MedyMatch Shakes Up Health And Legal Statistics While Saving Lives

Stories of doctors misdiagnosing medical conditions can be shocking.  Unfortunately, we’ve all heard of them.  Luckily, not all medical errors are life-threatening.  Some can be harmless or cause only temporary problems.  It’s the ones that result in fatalities and those that substantially alter a person’s life, that concern us.

Indeed, it was a misdiagnosed medical emergency that lead to the founding of MedyMatch (medymatch.com), an Israeli startup whose goal it is to help doctors better diagnose patients in the Emergency Room.

MedyMatch has created a database comprised of millions of medical images gleaned from cases at hospitals in Israel and the US, specifically, Hadassah Medical Center in Jerusalem and Massachusetts General Hospital in Boston.  The database is an Artificial Intelligence cloud that MedyMatch uses to quickly process the images in effort to identify abnormalities in the image produced of the patient.  This is followed by analysis and ultimately a diagnosis based on the results.

“It’s about machine vision – the ability for the computer to actually see something on the image – combined with deep learning.  When you combine those two things together, there’s a new category now called Deep Vision: the idea of a machine, or an Artificial Intelligence, to be able to diagnose and learn from thousands of cases, for a specific disease, and then provide the physician a specific recommendation or diagnosis for that particular patient,” explained Michael Rosenberg, CFO and co-founder of MedyMatch, in an interview.

“It’s an ongoing process,” Rosenberg said.  “Every single case that comes into the cloud actually continually teaches the application to diagnose better.  So the more cases the application sees, the more sensitive the application becomes.”

MedyMatch’s algorithm currently focuses reading CT scans from cerebrovascular incidents that might occur in the ER, including brain trauma, skull fracture, pulmonary embolism, stroke, etc.

The technology is being touted as a, “decision support tool” and as, “a second look” that will effectively provide the doctor with an expert opinion in a matter of minutes.

But in truth, its implications extend far beyond the lifesaving information it can provide for a single patient.

A recent article about the effects of medical care gone wrong, published in The British Medical Journal (BMJ), updated antiquated data that relied on a report from the year 1999 whose figures were based on a study done yet 15 years earlier, in 1984.

The new findings expose “medical error” as the third leading cause of death in the US, after heart disease and cancer, and followed by respiratory disease, accidents and stroke.  Over 251,000 people die each year in the US alone due to medical error, and that’s using conservative estimates, according to Dr. Martin Makary, professor of surgery at Johns Hopkins University School of Medicine, and a co-author of the article.

This is certainly not unique to US hospitals.  Medical error is a high ranking cause of death throughout the world.

Dr. Makary explained why the results of his study are so significant.  “The list of most common causes of death that each country puts out each year is a big deal. It informs all of the research priorities for that country, research funding and public awareness campaigns.”

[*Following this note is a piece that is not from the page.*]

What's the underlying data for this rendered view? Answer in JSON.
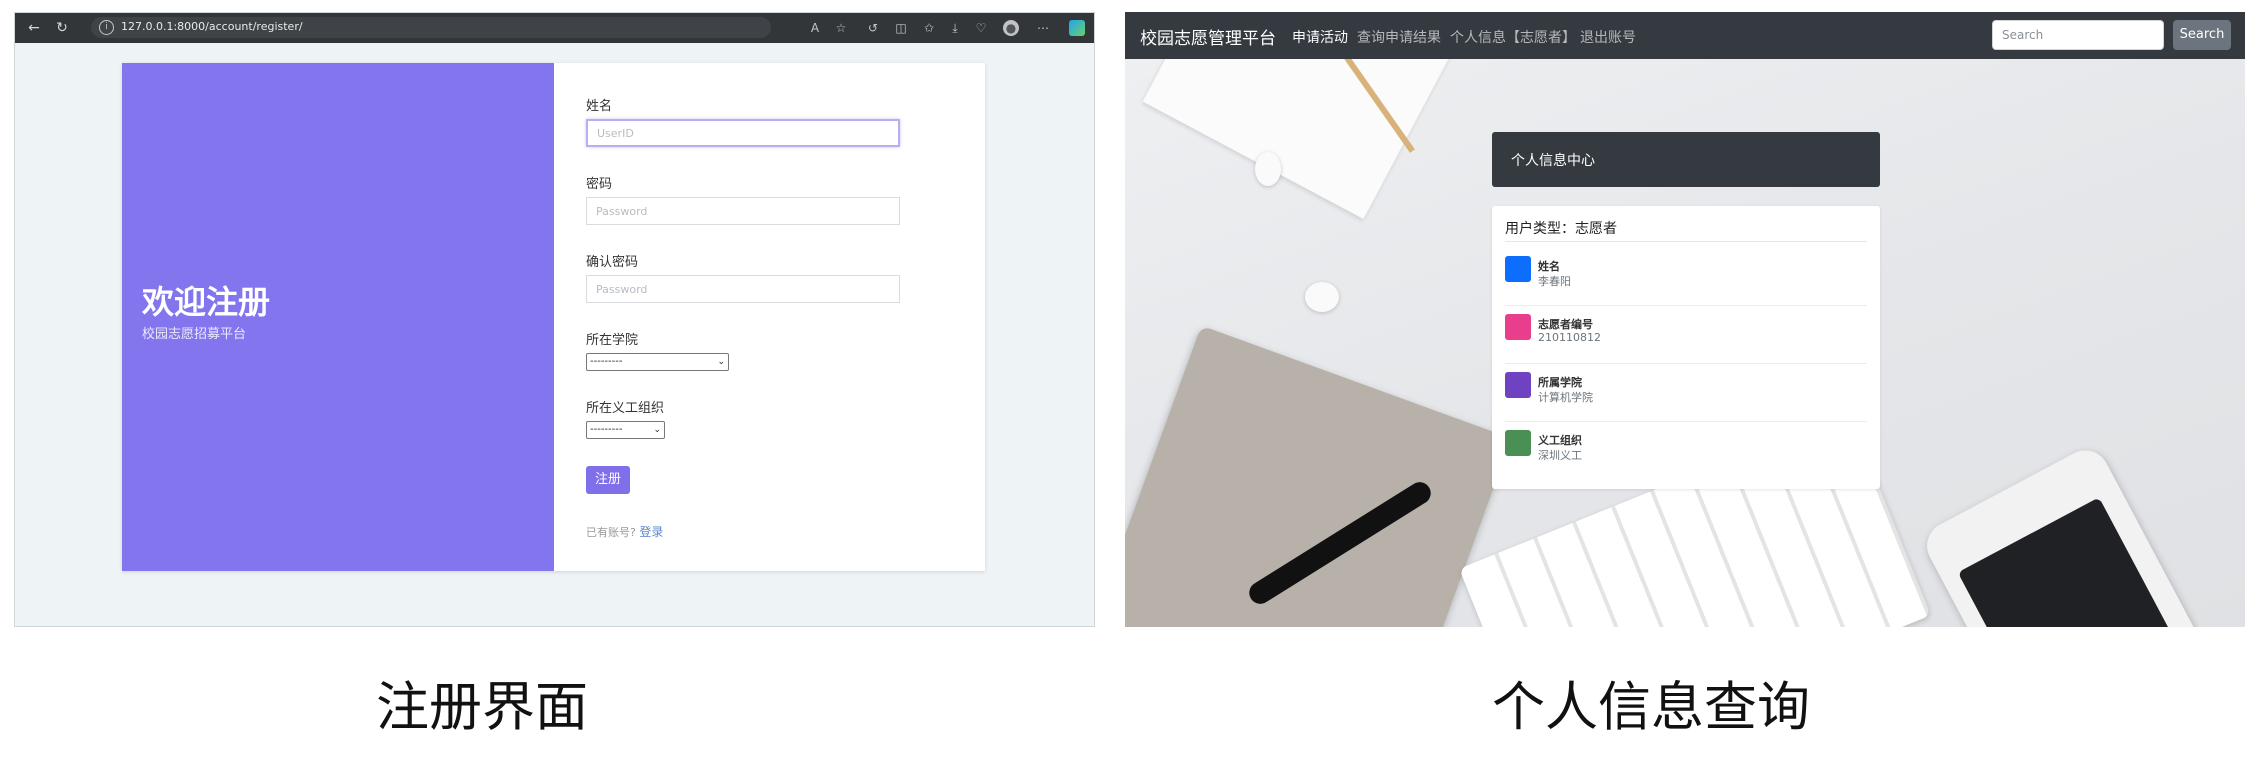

And so, it turns out that in addition to improving the chances of correctly diagnosing patients in the ER, MedyMatch has the potential to lower the rating of the “medical error” category on the list of leading causes of death in the world.

Reaching further, MedyMatch’s influence might even extend into the realm of medical malpractice.  US News and World Report cited a 2013 study, also published in BMJ, showing that diagnosis-related claims make up the majority, and are the most costly of all malpractice claims.  Moreover, diagnosis-related errors are the leading cause of claims associated with death and disability.

“If someone has a headache, and you say ‘take two aspirin and call me in the morning,’ but the headache is really a brain aneurysm, the patient could die before morning,” said study author Dr. David Newman-Toker, an associate professor of neurology at the Johns Hopkins University School of Medicine.

That’s where MedyMatch comes in, to save not just the life of the patient, but also to avoid a lawsuit and at the same time change the world landscape of the medical health field.